Photo: Herbert Reul, North Rhine-Westphalia's interior minister presents the state's unit for arrests and securing evidence in February 2019(EPA)
29 serving German police officers have been suspended from duty after sharing neo-Nazi images on their WhatsApp groups. The images included Adolf Hitler and refugees in gas chambers. There were also forums used by officers that showed swastikas and other Nazi imagery.
The officers from North Rhine-Westphalia (NRW) involved in this case face charges of spreading hate speech and sharing banned images. Under German law, most of the imagery of Nazi Germany is illegal outside of educational settings.
NRW Interior Minister, Herbert Reul, released a statement saying:
"This is the worst and most repulsive kind of hate-baiting. Right-wing extremists and neo-Nazis have absolutely no place in the North Rhine-Westphalia police, our police."
Frank Richter, the police chief in the city of Essen, added:
"I'm appalled and ashamed. It is hard to find words."

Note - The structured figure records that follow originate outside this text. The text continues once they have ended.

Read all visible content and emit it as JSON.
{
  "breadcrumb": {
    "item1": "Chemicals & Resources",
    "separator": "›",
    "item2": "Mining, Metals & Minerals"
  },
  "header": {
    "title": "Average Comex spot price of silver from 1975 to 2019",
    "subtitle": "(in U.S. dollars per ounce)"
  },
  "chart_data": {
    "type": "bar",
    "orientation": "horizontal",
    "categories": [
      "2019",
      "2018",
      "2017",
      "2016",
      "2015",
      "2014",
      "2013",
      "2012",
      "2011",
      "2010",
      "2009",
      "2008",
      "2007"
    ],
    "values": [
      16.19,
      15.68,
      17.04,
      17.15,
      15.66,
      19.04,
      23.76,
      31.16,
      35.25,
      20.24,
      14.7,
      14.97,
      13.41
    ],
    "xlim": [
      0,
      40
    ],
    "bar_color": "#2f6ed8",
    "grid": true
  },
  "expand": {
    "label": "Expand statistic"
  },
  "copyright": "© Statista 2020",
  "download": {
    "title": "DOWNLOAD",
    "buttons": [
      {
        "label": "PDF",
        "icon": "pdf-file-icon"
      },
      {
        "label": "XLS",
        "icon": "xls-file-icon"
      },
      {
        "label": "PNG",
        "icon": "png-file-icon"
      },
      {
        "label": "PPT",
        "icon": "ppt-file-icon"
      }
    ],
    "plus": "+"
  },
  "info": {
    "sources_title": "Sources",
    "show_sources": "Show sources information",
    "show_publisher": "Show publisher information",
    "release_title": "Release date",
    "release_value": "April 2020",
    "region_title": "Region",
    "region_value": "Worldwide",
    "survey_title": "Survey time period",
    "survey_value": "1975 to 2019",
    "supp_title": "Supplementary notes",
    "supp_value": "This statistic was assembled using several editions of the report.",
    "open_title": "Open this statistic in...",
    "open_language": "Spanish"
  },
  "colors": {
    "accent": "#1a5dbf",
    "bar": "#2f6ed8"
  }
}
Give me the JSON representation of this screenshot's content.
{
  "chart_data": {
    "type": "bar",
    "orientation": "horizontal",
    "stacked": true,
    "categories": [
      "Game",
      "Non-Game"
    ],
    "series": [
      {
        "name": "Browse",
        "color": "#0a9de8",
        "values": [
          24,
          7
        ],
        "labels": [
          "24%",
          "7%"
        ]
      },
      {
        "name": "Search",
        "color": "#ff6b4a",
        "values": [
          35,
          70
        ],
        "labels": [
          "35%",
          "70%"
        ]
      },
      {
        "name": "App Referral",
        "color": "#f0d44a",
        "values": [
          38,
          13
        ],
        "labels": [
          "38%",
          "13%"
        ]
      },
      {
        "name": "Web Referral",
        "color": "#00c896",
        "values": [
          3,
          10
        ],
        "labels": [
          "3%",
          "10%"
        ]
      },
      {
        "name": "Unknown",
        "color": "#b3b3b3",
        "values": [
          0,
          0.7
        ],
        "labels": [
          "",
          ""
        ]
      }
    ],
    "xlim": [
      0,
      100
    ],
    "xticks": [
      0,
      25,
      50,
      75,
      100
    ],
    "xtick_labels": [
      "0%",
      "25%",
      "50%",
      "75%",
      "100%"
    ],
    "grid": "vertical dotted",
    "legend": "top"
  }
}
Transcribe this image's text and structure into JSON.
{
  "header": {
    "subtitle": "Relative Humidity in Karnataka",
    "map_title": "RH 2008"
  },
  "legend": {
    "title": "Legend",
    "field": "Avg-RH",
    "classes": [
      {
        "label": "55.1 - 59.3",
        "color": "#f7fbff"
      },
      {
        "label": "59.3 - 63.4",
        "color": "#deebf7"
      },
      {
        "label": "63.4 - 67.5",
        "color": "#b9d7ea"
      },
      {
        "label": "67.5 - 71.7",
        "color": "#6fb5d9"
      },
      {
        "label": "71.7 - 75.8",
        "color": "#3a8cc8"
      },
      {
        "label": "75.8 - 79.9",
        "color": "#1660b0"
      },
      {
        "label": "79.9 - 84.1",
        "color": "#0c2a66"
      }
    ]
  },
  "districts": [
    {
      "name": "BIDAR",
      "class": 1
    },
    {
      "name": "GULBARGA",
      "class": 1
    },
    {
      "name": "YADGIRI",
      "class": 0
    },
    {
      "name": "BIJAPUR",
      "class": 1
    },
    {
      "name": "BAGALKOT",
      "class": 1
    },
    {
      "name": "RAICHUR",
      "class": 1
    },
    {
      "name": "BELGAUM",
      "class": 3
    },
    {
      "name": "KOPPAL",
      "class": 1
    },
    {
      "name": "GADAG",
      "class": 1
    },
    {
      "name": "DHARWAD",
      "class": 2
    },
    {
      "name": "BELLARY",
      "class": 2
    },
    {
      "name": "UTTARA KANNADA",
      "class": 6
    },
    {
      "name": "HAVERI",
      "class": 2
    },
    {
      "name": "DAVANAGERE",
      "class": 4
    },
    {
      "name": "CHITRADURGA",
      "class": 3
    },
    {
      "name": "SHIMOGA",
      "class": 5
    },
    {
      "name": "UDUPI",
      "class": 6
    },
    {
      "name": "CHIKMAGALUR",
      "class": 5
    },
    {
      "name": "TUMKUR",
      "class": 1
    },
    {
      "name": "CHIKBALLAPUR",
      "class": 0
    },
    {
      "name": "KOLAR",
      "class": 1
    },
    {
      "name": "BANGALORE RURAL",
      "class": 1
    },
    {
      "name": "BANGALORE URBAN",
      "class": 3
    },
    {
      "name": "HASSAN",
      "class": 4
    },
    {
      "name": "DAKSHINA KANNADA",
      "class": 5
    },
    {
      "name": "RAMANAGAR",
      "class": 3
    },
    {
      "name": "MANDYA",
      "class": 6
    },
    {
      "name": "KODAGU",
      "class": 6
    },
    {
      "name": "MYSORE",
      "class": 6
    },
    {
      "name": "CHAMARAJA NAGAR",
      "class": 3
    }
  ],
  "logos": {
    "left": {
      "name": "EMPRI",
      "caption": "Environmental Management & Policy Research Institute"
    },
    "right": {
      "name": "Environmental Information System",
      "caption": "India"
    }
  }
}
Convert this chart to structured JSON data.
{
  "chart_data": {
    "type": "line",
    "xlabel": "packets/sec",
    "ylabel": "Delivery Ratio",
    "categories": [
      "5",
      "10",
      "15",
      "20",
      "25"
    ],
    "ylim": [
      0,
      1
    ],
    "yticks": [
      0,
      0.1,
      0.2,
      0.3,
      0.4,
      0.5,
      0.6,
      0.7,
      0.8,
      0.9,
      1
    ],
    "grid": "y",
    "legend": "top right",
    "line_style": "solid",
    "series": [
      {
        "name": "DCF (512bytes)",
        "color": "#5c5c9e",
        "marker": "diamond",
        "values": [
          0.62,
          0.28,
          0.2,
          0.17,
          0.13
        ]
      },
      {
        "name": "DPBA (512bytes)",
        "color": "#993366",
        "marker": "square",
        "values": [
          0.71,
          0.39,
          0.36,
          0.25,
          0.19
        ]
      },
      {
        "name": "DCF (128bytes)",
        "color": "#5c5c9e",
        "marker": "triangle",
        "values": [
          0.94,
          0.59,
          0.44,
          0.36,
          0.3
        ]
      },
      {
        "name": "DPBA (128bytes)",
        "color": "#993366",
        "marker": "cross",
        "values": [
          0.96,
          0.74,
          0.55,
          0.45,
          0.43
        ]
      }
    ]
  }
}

The revelations come shortly after a series of other incidents that showed military and law enforcement personnel in Germany involved in various far-right activity. In July, a former police officer was arrested for sending threatening messages to public figures from ethnic minority backgrounds. The messages were signed off as NSU 0.2, in reference to the National Socialist Underground, a gang that roamed Germany over a number of years and killed a total of 10 immigrants in neo-Nazi inspired attacks.
In June, Germany's elite KSK commando unit was disbanded after it was discovered that dozens of its members were Nazi supporters and that some had stolen explosives and ammunition as part of a planned future coup attempt against the German government. Raids against the suspected coup plotters found 48,000 rounds of ammunition and 62kg (137lbs) of explosives. Some members also discussed carrying out attacks on other Germans and blaming them on Islamic extremists in order to advance support for their cause and use the chaos to seize power.
German authorities believe as many as 600 officers are actively involved in the neo-Nazi scene.